Indian government has never been sensible to understand that the opening of insurance sector in India will move individual health spending to a collective spending backed by a huge capital inflows into the health industry. The existing limited medical coverage and inefficient administration is likely to be demolished by the increasing service efficiency. Furthermore, the intermediaries like service providers, health management organizations, preferred provider organizations and third party administrators would not only assist in increasing the coverage, but would also improve the quality of the system - the transition of health care from curative to managed care - the disease management as practiced by developed countries.
At its best, disease management is neither a turf protector for specialists nor a marketing vehicle for drug companies. It's a common-sense approach to unifying care for a condition, and it depends on primary care physicians. In other words, disease management is a way to reduce the cost of Health Maintenance Organization (HMOs) and Preferred Provider Organizations (PPOs) in developed countries, more specifically in United States that sharpens the Managed Care plans of health insurance sector. Managed Care plans are so popular in the US that they now employ more than 70 per cent of all the physicians in the country.
Notably, when Disease management decides the profit of insurers by constructing a system of care for a particular condition such as asthma, diabetes or cholesterol, that is intended to reduce costs and improve outcomes, Managed Care is a step ahead of traditional insurance system assuring quality into the system. Disease management means more teamwork between primary care physicians, sub-specialists and non-physician providers. Thus in a disease management program, health plans and physicians attempt to identify patients who would benefit most from intense prevention and treatment protocols. Managed Care, in-turn ensures out-of-pocket costs, are generally lower, and there is far less (if any) paperwork for plan members to contend with.

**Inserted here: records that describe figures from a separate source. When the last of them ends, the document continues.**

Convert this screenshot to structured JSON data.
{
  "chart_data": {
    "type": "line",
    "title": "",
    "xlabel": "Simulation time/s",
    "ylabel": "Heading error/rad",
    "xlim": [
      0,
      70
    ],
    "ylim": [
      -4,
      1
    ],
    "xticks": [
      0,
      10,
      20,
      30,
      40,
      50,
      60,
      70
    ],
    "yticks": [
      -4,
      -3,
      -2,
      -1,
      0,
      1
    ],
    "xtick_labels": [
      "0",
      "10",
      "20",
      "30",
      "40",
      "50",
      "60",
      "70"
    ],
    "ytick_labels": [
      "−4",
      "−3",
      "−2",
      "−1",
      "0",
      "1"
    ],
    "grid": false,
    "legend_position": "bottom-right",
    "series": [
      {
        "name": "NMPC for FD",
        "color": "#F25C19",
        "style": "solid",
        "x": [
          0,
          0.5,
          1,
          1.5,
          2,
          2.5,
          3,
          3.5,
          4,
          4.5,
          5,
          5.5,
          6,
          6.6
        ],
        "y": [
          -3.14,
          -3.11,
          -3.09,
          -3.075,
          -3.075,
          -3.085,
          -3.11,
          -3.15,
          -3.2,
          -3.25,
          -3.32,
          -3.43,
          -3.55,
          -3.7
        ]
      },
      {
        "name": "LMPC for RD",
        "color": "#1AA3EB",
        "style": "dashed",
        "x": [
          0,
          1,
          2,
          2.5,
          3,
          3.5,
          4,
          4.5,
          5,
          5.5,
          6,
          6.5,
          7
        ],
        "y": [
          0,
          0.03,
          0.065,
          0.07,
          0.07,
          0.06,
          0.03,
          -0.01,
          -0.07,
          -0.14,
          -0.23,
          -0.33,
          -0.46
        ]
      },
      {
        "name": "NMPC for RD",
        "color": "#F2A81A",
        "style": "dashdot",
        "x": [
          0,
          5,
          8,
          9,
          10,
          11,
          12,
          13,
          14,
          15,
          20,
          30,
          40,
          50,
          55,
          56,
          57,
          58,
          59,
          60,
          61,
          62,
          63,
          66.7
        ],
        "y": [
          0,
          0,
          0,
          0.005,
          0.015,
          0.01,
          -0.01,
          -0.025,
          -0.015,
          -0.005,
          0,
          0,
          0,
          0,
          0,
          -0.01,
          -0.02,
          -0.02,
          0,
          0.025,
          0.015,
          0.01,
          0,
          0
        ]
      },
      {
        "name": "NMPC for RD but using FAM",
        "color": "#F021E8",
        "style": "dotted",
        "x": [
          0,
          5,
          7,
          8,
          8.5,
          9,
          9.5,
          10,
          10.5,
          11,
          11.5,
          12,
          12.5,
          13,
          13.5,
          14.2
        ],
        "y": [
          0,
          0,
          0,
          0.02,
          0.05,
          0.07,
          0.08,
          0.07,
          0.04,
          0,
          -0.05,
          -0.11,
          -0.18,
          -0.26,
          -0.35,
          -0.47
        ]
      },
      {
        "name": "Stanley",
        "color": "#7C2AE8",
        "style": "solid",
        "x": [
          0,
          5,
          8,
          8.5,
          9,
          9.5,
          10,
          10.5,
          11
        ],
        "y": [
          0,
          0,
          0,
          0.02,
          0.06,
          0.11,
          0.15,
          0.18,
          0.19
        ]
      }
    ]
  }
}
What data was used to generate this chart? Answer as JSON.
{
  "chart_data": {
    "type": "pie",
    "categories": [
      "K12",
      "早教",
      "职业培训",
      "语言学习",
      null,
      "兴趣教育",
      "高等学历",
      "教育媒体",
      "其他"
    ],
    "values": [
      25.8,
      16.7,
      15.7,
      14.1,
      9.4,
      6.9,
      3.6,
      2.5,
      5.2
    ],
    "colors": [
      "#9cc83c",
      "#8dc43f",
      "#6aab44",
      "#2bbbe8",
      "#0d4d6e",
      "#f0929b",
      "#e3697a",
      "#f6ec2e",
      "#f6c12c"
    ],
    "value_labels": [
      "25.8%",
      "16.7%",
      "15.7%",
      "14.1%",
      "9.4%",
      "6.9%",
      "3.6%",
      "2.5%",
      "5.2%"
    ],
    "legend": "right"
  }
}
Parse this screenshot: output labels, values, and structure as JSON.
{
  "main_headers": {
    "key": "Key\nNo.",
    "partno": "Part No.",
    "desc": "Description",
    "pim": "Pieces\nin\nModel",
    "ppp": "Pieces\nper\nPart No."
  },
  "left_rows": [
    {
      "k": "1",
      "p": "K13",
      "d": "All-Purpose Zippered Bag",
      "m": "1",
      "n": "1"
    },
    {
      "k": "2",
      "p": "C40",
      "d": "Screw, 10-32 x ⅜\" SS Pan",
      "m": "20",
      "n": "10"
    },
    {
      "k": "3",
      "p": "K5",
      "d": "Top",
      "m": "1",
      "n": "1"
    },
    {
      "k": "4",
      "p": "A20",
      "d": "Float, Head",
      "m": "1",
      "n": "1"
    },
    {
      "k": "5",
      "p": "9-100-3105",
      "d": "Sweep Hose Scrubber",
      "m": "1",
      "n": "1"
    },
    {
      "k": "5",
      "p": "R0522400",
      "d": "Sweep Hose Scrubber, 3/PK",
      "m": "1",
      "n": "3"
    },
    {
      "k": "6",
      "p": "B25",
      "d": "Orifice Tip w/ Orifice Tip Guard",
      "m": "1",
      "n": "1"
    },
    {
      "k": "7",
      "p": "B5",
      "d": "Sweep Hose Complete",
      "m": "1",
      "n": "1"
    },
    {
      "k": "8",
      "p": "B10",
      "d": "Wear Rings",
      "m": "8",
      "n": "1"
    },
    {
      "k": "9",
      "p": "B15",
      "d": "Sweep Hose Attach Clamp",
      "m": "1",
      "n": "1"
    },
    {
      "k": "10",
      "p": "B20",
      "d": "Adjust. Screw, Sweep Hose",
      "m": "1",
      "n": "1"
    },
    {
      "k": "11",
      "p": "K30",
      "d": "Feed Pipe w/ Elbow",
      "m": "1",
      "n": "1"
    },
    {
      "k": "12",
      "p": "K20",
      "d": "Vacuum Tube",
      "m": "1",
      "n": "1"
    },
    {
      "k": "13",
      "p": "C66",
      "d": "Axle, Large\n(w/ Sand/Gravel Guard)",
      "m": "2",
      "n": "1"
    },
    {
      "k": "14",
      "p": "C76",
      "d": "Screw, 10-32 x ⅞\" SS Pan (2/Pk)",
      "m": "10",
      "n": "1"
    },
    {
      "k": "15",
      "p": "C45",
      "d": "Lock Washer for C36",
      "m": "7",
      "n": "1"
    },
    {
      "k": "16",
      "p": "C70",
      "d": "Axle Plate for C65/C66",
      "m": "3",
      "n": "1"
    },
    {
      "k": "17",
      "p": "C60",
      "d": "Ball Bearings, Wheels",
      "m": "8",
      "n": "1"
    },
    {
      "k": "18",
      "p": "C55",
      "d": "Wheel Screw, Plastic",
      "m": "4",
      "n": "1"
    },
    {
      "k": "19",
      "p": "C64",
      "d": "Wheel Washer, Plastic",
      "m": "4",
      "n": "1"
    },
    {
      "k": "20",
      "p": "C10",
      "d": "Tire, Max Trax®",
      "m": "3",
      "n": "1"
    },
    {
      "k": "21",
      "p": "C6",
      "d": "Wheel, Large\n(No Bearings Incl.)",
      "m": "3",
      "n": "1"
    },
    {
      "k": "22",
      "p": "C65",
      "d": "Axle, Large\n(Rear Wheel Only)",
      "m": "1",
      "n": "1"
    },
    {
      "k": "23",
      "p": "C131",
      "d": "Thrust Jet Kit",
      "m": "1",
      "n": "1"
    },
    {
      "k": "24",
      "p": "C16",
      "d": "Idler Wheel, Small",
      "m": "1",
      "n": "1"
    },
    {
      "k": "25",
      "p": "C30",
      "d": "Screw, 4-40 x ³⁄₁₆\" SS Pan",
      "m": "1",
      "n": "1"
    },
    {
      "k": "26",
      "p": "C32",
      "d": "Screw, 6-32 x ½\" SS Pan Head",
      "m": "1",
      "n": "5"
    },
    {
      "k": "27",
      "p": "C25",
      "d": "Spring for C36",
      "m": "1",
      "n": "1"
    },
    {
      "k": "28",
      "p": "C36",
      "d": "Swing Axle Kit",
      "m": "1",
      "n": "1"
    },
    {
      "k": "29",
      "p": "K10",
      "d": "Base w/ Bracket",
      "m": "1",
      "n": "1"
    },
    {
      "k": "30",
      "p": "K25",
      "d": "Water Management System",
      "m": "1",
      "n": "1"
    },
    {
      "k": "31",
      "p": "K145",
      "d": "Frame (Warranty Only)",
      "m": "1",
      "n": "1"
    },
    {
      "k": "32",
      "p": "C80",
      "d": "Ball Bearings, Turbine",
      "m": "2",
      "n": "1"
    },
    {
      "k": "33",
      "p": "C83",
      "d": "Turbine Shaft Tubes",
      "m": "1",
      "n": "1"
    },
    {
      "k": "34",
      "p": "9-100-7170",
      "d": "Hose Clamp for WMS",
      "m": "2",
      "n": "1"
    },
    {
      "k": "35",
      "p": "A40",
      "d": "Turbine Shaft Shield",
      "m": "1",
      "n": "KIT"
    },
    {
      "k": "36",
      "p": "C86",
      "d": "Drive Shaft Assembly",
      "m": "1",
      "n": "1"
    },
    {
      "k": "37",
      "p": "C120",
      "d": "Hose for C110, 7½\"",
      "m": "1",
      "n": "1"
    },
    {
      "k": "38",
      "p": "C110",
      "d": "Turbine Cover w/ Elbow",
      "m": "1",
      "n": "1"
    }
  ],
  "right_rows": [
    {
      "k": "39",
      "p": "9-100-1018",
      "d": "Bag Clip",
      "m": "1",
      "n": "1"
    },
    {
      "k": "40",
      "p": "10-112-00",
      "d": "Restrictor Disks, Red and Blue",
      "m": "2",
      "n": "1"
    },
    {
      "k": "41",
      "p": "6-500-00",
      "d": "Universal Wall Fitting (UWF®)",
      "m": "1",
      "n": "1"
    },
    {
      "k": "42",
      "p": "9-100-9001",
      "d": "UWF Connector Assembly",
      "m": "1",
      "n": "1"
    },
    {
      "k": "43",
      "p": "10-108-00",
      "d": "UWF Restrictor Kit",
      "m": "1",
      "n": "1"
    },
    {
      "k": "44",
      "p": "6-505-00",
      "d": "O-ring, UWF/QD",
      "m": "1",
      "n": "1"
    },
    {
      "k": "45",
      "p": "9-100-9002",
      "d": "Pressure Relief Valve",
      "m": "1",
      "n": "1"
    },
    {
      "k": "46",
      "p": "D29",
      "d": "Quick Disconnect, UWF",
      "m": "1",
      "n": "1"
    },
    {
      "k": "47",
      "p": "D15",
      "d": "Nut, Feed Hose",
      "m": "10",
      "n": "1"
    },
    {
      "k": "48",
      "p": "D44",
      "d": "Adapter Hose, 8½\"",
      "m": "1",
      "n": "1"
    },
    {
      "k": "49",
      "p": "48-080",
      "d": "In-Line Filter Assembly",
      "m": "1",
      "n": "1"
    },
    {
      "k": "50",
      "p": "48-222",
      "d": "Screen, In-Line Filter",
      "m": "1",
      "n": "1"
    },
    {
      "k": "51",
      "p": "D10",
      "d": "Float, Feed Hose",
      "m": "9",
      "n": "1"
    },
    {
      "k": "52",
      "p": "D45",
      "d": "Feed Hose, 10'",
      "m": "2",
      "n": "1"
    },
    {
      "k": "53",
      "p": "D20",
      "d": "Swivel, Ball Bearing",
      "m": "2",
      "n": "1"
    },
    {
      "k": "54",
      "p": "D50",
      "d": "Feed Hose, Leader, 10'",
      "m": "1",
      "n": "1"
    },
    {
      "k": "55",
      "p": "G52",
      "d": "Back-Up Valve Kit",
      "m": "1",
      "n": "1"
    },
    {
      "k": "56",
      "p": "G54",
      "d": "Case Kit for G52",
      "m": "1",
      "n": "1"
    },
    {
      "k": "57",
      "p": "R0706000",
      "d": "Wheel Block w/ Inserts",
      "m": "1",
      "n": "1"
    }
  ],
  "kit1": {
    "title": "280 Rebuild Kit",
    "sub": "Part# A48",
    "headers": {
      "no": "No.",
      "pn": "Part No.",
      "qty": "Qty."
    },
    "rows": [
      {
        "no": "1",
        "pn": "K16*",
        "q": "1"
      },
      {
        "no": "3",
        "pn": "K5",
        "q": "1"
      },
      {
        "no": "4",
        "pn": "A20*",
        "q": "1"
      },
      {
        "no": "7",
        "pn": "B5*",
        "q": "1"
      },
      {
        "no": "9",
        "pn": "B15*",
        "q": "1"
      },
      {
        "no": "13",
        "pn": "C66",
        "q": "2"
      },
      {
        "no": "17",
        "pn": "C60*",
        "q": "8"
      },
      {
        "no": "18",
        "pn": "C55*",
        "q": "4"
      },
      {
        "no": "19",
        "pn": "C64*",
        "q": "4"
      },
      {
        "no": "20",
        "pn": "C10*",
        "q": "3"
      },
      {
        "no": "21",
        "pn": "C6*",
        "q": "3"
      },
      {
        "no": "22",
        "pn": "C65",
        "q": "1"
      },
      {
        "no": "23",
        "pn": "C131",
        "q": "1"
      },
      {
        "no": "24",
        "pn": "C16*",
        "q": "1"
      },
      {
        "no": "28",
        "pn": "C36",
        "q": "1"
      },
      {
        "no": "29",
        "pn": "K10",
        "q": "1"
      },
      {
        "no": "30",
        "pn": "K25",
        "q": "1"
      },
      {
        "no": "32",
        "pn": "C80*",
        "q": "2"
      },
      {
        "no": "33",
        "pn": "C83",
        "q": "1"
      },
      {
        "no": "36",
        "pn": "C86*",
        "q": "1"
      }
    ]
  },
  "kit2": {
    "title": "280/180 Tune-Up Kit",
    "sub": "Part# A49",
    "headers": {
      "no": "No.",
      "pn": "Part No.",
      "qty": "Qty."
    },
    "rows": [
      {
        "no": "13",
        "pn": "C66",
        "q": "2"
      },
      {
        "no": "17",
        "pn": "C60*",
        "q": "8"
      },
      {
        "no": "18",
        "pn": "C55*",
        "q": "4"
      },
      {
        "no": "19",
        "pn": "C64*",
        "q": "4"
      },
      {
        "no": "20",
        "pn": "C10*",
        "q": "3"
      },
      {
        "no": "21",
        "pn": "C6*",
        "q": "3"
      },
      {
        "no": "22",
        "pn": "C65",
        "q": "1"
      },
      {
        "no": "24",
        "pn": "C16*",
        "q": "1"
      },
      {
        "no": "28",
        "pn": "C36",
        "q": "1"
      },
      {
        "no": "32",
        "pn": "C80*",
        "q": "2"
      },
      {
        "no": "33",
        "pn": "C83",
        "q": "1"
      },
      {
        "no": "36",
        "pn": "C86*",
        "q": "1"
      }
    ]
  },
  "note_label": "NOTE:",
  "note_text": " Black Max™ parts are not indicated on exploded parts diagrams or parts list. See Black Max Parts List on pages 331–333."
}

After comparing this systematic, quality packed, value-added health system with Indian health insurance sector, it is clearly understood, we have a far way to go to touch the global health insurance wave. Replacement of the existing system will hardly do anything, unless a conscious revolution comes with private players in this sector. And "The first duty of a revolutionary is to get away with it". What do you say - time for our government to play revolutionary?